Casual Composition by the Green Window

I gaze at the flowers through ill eyes, steeped in melancholy thoughts,

Sitting alone by the secluded window, I play the jade-decorated zither.

The yellow orioles also seem to understand people's mind,

From beyond the willow they send out beautiful sounds time and again.

綠窗偶成

病眼看花愁思深，
幽窗獨坐撫瑤琴。
黃鸝亦似知人意，
柳外時時弄好音。

==Legacy==
Dong was proficient at painting and left behind some artistic works. Her works include "Colorful Butterflies", "Lonely Mountain Feeling of Passing Away", "Ladies", "Autumn Garden Elegance", "Imitation of the Brushwork of Mr. Liuru", "Orchid Scroll" etc.

Dong Xiaowan is also a chef, she is listed among the "Top Ten Famous Chefs in Ancient China" and "Six Beautiful Chefs in Ancient China". Tiger skin meat, a Chinese dish, is also called oily meat. Because it was invented by Dong Xiaowan, it is called "Dong meat". Dong Xiaowan also made a kind of crispy candy with fine white sugar, shelled sesame, pure maltose and other flour, and asked someone to bring it from Qinhuai to Mao Bijiang to express her deep affection. Because Xiaowan's crispy candy was crispy, soft and sweet, she made it all year round to entertain guests and give it to relatives and friends. Over time, merchants imitated it and sold it on the market, calling it "Dong Candy".

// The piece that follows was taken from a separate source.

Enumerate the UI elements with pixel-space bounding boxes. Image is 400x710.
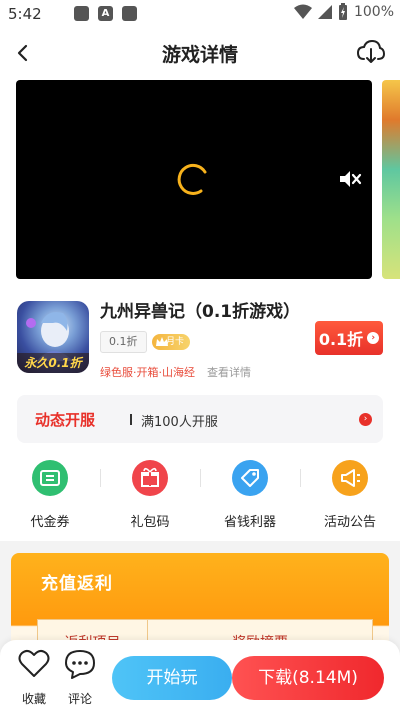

After her death, Mao Bijiang published a biography of Dong's life. It was translated into English and published in 1931. In it, he emphasised Dong's skill at needlework; a skill typically associated with the domestic virtues of a wife. In contrast, he downplayed her painting abilities, which Jean Wetzel has suggested may have been an attempt to disassociate Dong from her previous life as a courtesan.

Dong has often been confused with Consort Donggo, and therefore said to have been abducted to the harem of the Emperor.

Dong's life was adapted for film by Cantonese opera playwright Tang Ti-sheng, with Fong Yim Fun portraying Dong. Her romance with Mao Bijiang has been dramatised as a Kunqu opera by the Northern Kunqu Opera Theatre.